Defendant admits that Neese was a party to the early negotiations to the 1981 agreement, but argues that it effectively withdrew its membership in the multi-employer bargaining unit when, after the second meeting, the union representative objected to Neese’s presence at the negotiations since LPCC had no union members as employees. Neese discontinued his participation in the negotiations and stopped all contributions to the trust fund.

The National Labor Relations Board has required notice of withdrawal from the bargaining unit to be clear and unequivocal. Retail Associates, Inc., 120 N.L.R.B. 338, 41 LRRM 1502 (1958). The Tenth circuit has followed this rule, and in NLRB v. Tulsa Sheetmetal Works, Inc., 367 F.2d 55, (1966) said:

“Although participation in multi-employer bargaining is voluntary, the Board has repeatedly held that withdrawal therefrom can be accomplished only at an appropriate time and in the absence of union consent or unusual circumstances, withdrawal is untimely if attempted after the commencement of negotiations.” (citations omitted)

Defendant argues that its action clearly indicate its desire to discontinue participation in and association with the bargaining unit. Plaintiffs dispute this by asserting that Goodwine’s request that Neese not continué to be a part of the negotiating committee was not a consent to withdrawal, and notice of withdrawal is only adequate if it is made in writing prior to the beginning of negotiations.

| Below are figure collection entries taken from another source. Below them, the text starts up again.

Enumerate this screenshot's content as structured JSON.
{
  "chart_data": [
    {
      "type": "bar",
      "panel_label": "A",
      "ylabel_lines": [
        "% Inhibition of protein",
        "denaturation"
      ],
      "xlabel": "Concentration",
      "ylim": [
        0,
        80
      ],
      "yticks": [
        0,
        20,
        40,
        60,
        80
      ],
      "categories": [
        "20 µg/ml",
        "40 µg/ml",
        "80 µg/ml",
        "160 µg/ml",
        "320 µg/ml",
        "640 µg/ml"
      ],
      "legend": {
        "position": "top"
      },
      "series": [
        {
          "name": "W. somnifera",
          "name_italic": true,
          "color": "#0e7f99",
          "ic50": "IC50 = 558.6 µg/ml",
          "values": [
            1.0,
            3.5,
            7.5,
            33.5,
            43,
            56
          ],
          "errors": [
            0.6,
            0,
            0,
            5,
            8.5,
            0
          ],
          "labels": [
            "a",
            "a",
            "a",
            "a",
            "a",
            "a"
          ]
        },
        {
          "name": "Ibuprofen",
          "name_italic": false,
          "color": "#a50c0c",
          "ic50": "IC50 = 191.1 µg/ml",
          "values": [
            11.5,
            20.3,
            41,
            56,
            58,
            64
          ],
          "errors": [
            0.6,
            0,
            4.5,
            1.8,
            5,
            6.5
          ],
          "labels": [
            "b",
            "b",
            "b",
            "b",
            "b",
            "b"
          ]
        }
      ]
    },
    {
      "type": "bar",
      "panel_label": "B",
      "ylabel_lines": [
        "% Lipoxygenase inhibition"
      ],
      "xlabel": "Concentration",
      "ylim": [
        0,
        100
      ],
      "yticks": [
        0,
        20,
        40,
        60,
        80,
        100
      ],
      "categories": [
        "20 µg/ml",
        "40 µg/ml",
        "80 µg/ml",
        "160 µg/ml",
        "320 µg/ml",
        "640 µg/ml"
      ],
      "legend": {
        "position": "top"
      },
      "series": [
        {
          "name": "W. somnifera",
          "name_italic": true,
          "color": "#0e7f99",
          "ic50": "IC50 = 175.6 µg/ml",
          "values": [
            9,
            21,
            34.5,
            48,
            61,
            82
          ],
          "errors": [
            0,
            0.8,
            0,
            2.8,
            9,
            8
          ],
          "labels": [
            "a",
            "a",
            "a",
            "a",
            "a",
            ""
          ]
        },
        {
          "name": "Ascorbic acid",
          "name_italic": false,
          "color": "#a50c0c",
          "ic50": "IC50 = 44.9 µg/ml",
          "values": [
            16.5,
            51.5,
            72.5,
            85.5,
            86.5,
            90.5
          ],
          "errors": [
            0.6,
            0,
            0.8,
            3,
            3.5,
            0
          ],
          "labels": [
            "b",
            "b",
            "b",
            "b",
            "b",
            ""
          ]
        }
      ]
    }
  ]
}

Defendant has met the Tulsa Sheetmetal, supra requirements and timely and effectively withdrew from the negotiating process and the bargaining unit. The union did more than merely consent to LPCC’s withdrawal — its representative force the withdrawal, and because of this, defendant’s withdrawal did not need to be made in writing. It is therefore

ORDERED that the renewed motion for summary judgment is granted.